Here, as in Suspiria, it's clear that the crimes of those running the school extend way beyond their harsh treatment of some of the boarders, and Hemlock makes little attempt to disguise her viciousness.  The mystery here is not who, but why, and Lerch sets about whipping up an atmosphere of dread and anxiety as the student population starts to decrease, and he's aided by some fine cinematography from Max Fischer, who also doubled as the film's producer.  Suspiria is often misidentified as a giallo, which is perhaps understandable given Dario Argento's prominence in the genre, but its no-surprises nature is one it shares with Saturnalia and marks it out from the likes of Deep Red, Tenebrae and The Cat o' Nine Tails.
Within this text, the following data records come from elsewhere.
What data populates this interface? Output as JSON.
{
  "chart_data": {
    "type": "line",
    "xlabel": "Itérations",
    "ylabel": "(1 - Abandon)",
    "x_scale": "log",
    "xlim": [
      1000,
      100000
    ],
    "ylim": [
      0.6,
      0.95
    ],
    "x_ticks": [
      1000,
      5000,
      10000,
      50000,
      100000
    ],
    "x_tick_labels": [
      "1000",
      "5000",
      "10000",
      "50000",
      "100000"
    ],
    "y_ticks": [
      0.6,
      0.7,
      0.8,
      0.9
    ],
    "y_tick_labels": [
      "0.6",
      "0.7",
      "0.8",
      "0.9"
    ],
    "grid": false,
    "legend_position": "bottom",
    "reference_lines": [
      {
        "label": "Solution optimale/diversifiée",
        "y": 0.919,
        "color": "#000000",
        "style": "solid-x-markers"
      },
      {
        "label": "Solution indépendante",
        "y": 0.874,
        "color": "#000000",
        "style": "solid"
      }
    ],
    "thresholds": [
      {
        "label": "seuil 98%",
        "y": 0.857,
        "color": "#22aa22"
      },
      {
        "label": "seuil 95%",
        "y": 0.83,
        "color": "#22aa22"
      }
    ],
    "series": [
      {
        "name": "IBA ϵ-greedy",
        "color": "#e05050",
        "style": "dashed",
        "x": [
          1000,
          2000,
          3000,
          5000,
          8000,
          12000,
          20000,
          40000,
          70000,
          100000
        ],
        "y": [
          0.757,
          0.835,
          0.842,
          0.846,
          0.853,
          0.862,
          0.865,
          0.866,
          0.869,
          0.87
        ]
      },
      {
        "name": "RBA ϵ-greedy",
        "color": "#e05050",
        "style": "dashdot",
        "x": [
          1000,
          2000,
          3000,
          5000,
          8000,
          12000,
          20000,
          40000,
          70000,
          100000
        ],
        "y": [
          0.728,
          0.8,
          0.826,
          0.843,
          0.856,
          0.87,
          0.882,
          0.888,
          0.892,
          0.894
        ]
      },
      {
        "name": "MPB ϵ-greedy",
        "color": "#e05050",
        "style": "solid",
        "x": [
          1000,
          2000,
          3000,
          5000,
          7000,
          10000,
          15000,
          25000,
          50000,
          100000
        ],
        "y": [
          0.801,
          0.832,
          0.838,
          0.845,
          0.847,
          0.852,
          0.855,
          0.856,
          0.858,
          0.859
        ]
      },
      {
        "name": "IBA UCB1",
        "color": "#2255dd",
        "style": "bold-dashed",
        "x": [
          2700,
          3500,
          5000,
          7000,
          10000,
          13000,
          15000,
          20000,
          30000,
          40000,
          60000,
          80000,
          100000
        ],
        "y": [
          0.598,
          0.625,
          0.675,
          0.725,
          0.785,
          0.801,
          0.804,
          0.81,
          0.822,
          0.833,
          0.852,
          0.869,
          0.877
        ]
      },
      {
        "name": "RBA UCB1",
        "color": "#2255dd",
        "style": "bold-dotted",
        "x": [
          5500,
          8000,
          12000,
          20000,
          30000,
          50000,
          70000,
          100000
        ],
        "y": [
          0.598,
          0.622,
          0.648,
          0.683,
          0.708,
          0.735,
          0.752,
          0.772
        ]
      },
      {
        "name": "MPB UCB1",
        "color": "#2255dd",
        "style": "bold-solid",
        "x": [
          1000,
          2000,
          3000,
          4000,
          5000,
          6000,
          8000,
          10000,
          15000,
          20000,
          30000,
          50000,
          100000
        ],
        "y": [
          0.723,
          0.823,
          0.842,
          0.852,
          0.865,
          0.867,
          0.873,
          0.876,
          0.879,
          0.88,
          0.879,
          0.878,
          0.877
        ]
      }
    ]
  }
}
Fischer's camerawork does a good job of approximating the look of Suspiria, a film whose vivid colour palette served as a last hurrah of sorts for the Technicolor process in Italy—Argento used the company's last facility in Rome for his film—as cheaper alternatives were becoming available.  But Saturnalia's biggest coup is securing the services of the legendary Claudio Simonetti to provide the score; Simonetti and his band Goblin composed the music for many an Argento film, including, naturally, Suspiria, and his perfectly calibrated contribution to Saturnalia augments the film without ever being showy.  This is an assured, well-crafted horror, one that will hopefully enjoy a long life on the cult movie circuit.